Sur la place du Bourdon, une table, quelques chaises, deux becs de gaz. Carina s’affaire. Le matin, elle fait la soupe, l’après-midi, des crêpes. On s’assied, on mange, on devise. Carina est comédienne. Elle joue avec les passants qui veulent bien lui emboîter le pas. Un couple lui apporte des épices marocaines et lui donne la recette, quelques uns mangent, repartent, puis reviennent… Plus loin, d’autres comédiens de la compagnie « Arts nomade » ont installé qui un salon, qui une salle de bains, qui une coiffeuse, toujours sur un tapis d’herbe fraîche, et toujours avec le souci de rencontres autres, d’humour et de rêve.
C’était le dernier week-end de septembre.
Une fête de quartier pas banale, parce que c’est une première, avec « Plein la rue ». L’Eden, avec l’aide de l’Agence Culturelle de Sambraisie, a voulu faire la fête chez lui, avec ses voisins, et en collaboration avec les associations, nombreuses, installées dans le coin. Une fête tournée vers le quartier, avec la volonté de rencontrer, enfin, ai-je envie de dire, les habitants sur leur lieu de vie.
Mais quel est-il ce quartier ? En prémices, j’ai rencontré pour Sambraisie, un mois durant, ceux qui y vivent. Ils m’ont raconté leur histoire, celle du quartier, ils ont posé leurs questions, exprimé leurs désirs, leurs rancoeurs, leurs espoirs. Tout cela a servi de base aux comédiens, ils ont pu là-dessus broder, approfondir, explorer ; une expo de textes et photos a renvoyé un retour aux habitants et visiteurs, un petit journal a été largement distribué.
Trois jours durant, donc, fête. Apéritif urbain, vendredi soir, à l’Institut St Joseph, préparé par les étudiants et animé par les djembés de « Togoviwo », une association qui est installée rue de France. Magnifique concert de Karil Baggili le soir. Et le samedi, sous le soleil, toutes ces animations pour petits et grands, des expos, un dédale, des contes, des concerts de métal et de hip hop, avant le bal populaire sur la place du Bourdon. Pendant ce temps, l’artiste Loeïz Le Guillerm « emballait » l’Eden dans une structure de tubulures qui est un beau poème éphémère, et à laquelle chacun pouvait participer. Il avait auparavant métamorphosé les murs de l’Eden les cachant, les révélant, à travers ses constructions de carton. Et puis, en final, le concert de la Manouch’Banda…
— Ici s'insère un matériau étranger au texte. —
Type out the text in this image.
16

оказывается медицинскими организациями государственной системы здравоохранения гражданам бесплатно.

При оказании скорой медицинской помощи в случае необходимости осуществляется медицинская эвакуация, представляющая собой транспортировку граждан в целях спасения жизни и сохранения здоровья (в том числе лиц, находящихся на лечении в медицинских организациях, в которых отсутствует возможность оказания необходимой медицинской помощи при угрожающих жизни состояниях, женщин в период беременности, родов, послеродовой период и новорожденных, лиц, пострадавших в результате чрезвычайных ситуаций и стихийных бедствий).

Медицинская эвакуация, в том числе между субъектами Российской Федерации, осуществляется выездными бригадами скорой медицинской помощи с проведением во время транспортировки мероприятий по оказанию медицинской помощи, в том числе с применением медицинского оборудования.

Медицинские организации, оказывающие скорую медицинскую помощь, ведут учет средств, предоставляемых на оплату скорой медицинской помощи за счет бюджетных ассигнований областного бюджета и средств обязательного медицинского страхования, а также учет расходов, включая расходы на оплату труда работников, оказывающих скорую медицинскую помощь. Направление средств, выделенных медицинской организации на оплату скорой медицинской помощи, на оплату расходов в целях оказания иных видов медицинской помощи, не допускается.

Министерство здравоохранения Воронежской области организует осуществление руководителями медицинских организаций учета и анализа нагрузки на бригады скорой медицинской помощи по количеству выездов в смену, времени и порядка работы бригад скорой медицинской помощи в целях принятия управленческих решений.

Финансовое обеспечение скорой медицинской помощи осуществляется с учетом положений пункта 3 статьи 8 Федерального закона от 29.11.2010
Durant ces trois jours, je me suis promenée là-dedans avec plaisir, à en oublier le parcoville encombré de déchets, les trottoirs éventrés, les fenêtres muettes, la place du Bourdon si tristounette et si mal conçue. Et les gens du quartier qui y sont venus y ont vécu leurs rues et leurs voisins autrement. Une première. Un début. Sans grand flonflons, mais avec du cœur, avec le souci de rencontrer les gens là où ils sont, de les faire participer à cet Eden, à ces associations qu’ils ne connaissaient parfois pas, de leur en ouvrir les portes, de leur donner envie… De leur montrer leur quartier autre, vivant, empreint de rencontres et de solidarité, de dépasser les clivages, d’apprécier la richesse de leur multiculturalité. Et de poursuivre… Car eux, les habitants, ils ont à dire… Evidemment, on ne fait pas le portrait d’un quartier en quelques mots, en quelques pages, en quelques semaines… On ne noue pas de liens profonds en quelques rencontres et en une fête…
Mais Céline Lefebvre et Laure Houben ont bien l’intention de poursuivre.